父様のスピーチから始まり、来賓の方々が挨拶と祝辞を述べてくれる。
〈アオ、集中して。表情は取り繕えてるけど、内心で荒ぶらないで〉
〈だって君、すっごく綺麗なんだもの。見ろよ、男性連中の君を見る目。ユエは僕の奥さんだっていうのに。目ぇ潰してやりてぇ…!!〉
物騒な事を考えるなとユエから注意される。
そして僕はふと、彼女に問いかけた。
〈そういえば、結婚式で婚姻届書かなかったけど…アレどうした?〉
〈王妃様が、結婚式当日に陛下に受理させるって言ってたような…〉
来賓の挨拶が終わり、今度は21貴族の当主達の挨拶と祝辞を聞いてる最中、僕は母様に念話で尋ねる。
〈母様、あのさ。僕らの婚姻届どうしたの…?〉
〈何よ、藪から棒に。婚姻届? そんな物、貴方とユエちゃんが学園を卒業した時点で、ナズナに受理させてたわよ。起きるかどうか分からないから、貴方との婚約一旦白紙にする? ってユエちゃんに聞いたら、絶対しないって宣ったものですから〉
僕は思わず、椅子の肘掛けを握りしめた。
若干ミシミシいって、ユエがこちらをチラリと見てくる。
〈じゃあなんで早く言ってくれなかったかなぁ?! ユエと寝室も分けてたしさぁ?!〉
〈様式美というものです。それに、式も挙げてないのにユエちゃんのお腹大きくさせる気なの? 貴方は。今日から好きに出来るのだから、ピーピーギャーギャーと言わないで頂戴〉
母様からジロリと睨まれ、僕は口を噤む。
確かに、もう婚姻してましたなんて僕らに知れたら、子供なんて早く出来るに決まっている。
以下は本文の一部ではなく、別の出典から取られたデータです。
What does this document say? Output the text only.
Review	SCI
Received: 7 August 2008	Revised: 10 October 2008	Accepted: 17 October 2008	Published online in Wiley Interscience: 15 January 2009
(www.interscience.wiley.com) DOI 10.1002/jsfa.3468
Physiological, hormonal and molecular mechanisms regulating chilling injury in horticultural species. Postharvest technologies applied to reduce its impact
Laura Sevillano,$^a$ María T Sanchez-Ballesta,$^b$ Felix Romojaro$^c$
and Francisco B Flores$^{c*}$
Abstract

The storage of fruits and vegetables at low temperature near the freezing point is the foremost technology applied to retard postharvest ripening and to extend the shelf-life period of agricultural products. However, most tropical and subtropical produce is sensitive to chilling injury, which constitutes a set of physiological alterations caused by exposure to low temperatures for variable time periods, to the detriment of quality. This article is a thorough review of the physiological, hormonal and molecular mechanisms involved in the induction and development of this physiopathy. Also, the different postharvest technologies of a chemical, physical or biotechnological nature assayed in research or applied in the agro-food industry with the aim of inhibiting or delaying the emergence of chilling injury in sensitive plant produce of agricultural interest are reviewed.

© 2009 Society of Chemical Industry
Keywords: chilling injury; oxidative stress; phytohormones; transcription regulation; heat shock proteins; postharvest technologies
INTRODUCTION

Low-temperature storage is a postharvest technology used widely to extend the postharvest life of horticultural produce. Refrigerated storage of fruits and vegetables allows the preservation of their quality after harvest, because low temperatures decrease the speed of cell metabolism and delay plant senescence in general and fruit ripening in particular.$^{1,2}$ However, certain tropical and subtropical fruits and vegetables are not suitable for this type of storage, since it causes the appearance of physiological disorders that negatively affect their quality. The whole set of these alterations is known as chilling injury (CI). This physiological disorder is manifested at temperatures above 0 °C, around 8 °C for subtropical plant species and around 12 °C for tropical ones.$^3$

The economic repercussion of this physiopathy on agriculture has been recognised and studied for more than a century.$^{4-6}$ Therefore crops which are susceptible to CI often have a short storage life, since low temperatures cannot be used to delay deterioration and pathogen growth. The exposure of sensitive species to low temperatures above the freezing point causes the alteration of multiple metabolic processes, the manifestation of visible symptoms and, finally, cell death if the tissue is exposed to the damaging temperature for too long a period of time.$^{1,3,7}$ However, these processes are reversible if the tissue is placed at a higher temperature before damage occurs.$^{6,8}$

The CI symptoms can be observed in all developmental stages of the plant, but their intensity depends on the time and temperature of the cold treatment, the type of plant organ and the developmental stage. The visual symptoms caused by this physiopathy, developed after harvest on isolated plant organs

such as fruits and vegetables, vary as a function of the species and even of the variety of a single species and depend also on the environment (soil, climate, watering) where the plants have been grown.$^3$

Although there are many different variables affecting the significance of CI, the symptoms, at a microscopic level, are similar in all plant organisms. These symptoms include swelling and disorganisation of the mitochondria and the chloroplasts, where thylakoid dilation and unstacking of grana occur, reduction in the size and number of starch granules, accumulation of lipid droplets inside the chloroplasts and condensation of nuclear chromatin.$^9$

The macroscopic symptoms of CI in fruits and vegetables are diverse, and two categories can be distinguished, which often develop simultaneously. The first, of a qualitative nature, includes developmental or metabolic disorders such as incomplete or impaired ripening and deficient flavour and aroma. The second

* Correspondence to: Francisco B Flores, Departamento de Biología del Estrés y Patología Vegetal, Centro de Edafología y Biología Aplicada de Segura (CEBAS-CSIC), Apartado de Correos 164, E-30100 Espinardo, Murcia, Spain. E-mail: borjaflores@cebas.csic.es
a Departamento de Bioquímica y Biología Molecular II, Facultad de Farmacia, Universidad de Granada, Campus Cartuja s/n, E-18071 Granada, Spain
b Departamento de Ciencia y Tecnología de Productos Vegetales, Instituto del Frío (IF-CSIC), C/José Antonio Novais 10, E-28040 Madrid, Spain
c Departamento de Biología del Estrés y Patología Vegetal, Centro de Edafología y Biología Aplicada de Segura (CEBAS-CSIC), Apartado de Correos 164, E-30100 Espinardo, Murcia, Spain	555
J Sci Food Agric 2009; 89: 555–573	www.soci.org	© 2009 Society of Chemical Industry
孫の顔は見たいけれど、僕以外の兄弟姉妹ならともかくと思ったんだろう。
僕、王太子だからね。
跡継ぎのお嫁さんがお腹大きいなんて…祝福はされるだろうけど、民達の笑い話にもなるだろう事は、想像に難くない。
流石僕の母親。
息子の性格をよく分かってらっしゃる。
いや寧ろ、父様の子だからとか思ってそうだな。
ユエに念話でどうしたのかと問われ、先程の事を説明すると彼女も驚いていた。
そして僕と同じ事に思い至り、内心で苦笑いを浮かべたようだ。
立食パーティー形式で、僕らに挨拶が終わった人達は歓談しつつも、チラチラとコチラを見ている。
多分、挨拶が終わり次第ダンスが始まるからだろう。
確か、普通は一回、婚約者は二回、夫婦は三回踊るんだったか。